Tricarballylic ester formation during biosynthesis of fumonisin mycotoxins in Fusarium verticillioides

Authors: LI, YAOYAO - Shandong University; LOU, LILI - University Of Nebraska; CERNY, RONALD - University Of Nebraska; Butchko, Robert; Proctor, Robert; DU, LIANGCHENG - University Of Nebraska; SHEN, YUEMAO - Shandong University

Submitted to: Mycology
Publication Type: Peer Reviewed Journal
Publication Acceptance Date: 12/8/2013
Publication Date: 1/2/2014
Citation: Li, Y., Lou, L., Cerny, R.L., Butchko, R.A., Proctor, R., Du, L., Shen, Y. 2014. Tricarballylic ester formation during biosynthesis of fumonisin mycotoxins in Fusarium verticillioides. Mycology. 4(4):179-186.

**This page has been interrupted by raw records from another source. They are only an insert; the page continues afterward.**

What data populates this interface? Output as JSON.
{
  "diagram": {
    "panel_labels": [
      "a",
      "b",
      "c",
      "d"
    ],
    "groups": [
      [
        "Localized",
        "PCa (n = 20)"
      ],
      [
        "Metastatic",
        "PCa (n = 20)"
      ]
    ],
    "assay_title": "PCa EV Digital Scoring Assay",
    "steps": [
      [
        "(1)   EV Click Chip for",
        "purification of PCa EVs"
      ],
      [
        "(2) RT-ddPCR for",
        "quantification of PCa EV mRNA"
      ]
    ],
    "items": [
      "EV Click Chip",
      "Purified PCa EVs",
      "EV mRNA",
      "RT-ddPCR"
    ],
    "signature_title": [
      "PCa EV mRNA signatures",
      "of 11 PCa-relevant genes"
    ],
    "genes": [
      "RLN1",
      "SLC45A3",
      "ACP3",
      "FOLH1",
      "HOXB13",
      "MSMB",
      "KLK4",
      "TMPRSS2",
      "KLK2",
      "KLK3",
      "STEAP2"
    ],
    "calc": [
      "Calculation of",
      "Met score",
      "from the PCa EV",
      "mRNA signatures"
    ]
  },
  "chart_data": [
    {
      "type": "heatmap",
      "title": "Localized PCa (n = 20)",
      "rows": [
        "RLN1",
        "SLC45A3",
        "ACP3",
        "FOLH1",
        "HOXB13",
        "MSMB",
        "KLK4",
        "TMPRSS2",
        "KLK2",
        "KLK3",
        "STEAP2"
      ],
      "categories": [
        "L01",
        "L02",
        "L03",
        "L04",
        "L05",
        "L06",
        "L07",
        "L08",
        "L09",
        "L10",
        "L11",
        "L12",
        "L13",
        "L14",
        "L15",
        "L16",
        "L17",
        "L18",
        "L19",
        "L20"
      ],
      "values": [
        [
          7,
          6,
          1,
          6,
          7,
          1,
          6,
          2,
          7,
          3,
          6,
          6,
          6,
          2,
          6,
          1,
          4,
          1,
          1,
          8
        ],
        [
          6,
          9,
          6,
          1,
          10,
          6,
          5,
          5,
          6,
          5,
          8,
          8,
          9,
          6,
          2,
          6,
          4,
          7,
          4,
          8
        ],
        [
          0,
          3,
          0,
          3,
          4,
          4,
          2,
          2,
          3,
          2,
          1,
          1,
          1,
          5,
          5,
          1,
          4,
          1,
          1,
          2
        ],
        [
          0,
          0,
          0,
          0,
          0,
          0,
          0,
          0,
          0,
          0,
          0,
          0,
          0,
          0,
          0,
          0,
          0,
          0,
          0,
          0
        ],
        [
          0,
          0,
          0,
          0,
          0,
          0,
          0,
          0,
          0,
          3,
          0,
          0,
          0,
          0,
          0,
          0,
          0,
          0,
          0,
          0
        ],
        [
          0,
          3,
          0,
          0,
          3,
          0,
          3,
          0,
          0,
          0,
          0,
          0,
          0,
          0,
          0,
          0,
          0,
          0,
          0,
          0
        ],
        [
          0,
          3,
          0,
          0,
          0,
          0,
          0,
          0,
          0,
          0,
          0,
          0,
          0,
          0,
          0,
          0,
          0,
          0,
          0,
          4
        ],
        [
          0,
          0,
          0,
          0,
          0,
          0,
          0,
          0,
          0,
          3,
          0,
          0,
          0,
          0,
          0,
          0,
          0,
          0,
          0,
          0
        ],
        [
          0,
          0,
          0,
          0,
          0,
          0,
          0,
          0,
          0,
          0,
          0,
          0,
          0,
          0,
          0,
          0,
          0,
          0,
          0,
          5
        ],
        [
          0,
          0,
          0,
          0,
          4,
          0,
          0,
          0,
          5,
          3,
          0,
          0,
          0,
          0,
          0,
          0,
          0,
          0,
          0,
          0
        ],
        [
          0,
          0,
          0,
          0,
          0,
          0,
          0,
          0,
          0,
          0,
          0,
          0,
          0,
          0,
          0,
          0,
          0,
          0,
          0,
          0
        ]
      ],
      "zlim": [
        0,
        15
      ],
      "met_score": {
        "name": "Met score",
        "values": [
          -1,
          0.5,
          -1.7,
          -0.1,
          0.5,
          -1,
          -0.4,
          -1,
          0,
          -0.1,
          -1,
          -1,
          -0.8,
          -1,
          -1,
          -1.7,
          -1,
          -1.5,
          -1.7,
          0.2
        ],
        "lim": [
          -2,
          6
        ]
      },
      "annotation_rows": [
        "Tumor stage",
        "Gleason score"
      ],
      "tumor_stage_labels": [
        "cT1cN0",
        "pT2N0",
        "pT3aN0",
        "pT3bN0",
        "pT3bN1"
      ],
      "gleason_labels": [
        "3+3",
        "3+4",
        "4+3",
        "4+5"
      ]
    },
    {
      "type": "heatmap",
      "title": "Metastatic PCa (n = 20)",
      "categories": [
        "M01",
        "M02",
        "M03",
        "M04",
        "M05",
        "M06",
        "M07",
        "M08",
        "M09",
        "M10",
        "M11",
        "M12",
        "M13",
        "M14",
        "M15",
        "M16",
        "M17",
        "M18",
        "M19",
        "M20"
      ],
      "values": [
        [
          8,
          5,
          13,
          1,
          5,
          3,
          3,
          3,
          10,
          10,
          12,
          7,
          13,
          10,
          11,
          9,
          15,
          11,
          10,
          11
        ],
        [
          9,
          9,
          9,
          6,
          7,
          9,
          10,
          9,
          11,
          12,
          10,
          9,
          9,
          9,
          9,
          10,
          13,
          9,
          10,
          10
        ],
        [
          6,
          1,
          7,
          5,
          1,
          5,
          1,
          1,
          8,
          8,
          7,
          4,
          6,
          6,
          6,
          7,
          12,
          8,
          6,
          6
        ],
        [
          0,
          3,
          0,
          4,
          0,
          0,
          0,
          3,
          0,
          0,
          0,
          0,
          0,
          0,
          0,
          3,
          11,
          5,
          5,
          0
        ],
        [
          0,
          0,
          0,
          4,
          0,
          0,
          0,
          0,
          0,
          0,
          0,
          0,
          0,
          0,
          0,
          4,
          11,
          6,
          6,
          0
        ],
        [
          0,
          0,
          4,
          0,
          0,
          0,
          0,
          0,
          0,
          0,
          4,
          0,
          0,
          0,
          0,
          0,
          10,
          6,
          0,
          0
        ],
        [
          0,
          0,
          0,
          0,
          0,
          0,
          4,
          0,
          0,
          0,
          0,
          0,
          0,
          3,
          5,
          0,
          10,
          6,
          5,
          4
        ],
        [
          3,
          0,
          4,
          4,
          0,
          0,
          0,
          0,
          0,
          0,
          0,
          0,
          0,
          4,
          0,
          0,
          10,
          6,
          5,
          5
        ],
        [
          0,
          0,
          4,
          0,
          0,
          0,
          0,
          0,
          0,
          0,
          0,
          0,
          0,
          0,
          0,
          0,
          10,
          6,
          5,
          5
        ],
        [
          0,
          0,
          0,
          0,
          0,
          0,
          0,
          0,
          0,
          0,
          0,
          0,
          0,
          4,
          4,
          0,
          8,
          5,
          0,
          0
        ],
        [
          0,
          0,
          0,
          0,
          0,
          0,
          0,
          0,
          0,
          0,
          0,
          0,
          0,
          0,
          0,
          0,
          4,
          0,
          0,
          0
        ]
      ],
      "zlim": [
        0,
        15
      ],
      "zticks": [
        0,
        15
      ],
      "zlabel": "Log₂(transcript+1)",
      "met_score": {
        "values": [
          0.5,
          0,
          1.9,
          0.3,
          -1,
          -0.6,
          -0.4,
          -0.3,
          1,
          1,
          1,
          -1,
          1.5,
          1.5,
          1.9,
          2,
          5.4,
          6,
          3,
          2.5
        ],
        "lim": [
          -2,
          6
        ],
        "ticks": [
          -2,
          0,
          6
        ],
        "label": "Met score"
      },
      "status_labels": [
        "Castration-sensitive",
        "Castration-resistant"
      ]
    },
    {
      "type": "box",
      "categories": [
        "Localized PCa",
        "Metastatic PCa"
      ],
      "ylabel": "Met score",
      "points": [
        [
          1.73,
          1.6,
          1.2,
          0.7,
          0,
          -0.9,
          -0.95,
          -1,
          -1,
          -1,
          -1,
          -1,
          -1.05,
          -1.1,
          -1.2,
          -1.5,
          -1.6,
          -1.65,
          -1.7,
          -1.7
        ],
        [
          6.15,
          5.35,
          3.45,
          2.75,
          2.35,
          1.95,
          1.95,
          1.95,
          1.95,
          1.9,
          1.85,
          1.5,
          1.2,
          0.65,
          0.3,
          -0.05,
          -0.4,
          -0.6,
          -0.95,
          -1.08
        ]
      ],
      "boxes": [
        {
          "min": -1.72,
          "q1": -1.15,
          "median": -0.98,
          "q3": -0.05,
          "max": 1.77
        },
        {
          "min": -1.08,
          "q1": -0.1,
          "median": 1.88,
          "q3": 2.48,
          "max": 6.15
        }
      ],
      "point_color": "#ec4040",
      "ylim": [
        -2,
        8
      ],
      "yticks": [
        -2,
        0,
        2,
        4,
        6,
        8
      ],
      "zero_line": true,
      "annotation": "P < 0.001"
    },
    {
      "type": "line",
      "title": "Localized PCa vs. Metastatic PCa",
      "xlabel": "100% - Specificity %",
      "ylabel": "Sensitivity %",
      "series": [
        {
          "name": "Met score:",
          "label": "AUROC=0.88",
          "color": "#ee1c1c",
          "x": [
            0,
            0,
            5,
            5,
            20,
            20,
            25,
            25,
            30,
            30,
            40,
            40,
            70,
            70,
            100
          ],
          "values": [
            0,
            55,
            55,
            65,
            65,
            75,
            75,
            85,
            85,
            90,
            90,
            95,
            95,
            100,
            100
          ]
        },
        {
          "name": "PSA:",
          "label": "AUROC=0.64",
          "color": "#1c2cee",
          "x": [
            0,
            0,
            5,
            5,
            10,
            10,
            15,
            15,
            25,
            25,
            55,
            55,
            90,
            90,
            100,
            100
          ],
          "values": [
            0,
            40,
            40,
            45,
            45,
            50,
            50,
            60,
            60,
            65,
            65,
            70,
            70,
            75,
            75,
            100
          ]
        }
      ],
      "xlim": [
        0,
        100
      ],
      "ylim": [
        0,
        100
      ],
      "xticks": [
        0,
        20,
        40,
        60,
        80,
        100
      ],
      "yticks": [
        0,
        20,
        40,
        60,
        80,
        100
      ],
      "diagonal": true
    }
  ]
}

Interpretive Summary: Understanding the biology and chemistry required for fumonisin biosynthesis by the fungal corn pathogen, Fusarium verticillioides, will aid in efforts to reduce or eliminate toxin contaminated grains from entering the food chain. Fumonisins are toxins produced by the fungus and can cause disease in animals and humans. Experiments described in this manuscript add to the understanding of the biological events and conditions that allow the fungus, F. verticillioides, to produce fumonisins. There are many steps in the biochemical pathway leading to the production of fumonisin, and each one can be considered a potential target for stopping the production of fumonisin. Here, one portion of the biosynthetic pathway is described with regard to the specific reaction mediated by a specific enzyme in the pathway as well as to the specific nature of the chemical building block required for biosynthesis of fumonisin. The identification of the chemical building block and its role in the biosynthetic pathway might lead to novel methods of eliminating or reducing fumonisin contamination of corn.

Technical Abstract: Fumonisins are polyketide-derived mycotoxins produced by Fusarium verticillioides, a widespread fungal pathogen of corn, and a common contaminant of corn-based food and feeds. Fumonisins contain two tricarballylic esters that are rare structural features in natural products. Here, we expressed three F. verticillioides genes, FUM7, FUM10, and FUM14, in E. coli and used the purified enzymes to investigate the esterification of the fumonisin polyketide backbone. When Fum7p was incubated in the presence of NADPH and Fe2+ with fumonisin analogs containing tetradehydro tricarballylic esters (DH4-FB) that were isolated from the FUM7-deleted mutant, no fumonisin was produced. Instead, new fumonisin analogs containing two oxalosuccinate esters, two isocitrate esters, or one oxalosuccinate ester and one isocitrate ester were detected. When the three enzymes were incubated with hydrolyzed FB3, a fumonisin precursor lacking the tricarballylic esters, isocitric acid, ATP, and NADPH, the tricarballylic esters-containing FB3 was observed. The esterified product was also detected when aconitic acid or tricarballylic acid was used. These data provide direct evidence for the role of FUM10, FUM14, and FUM7 in the biosynthesis of the rare tricarballylic esters. The results suggest that multiple intermediates in the Citric Acid Cycle could be involved in the ester side-chain formation of fumonisins.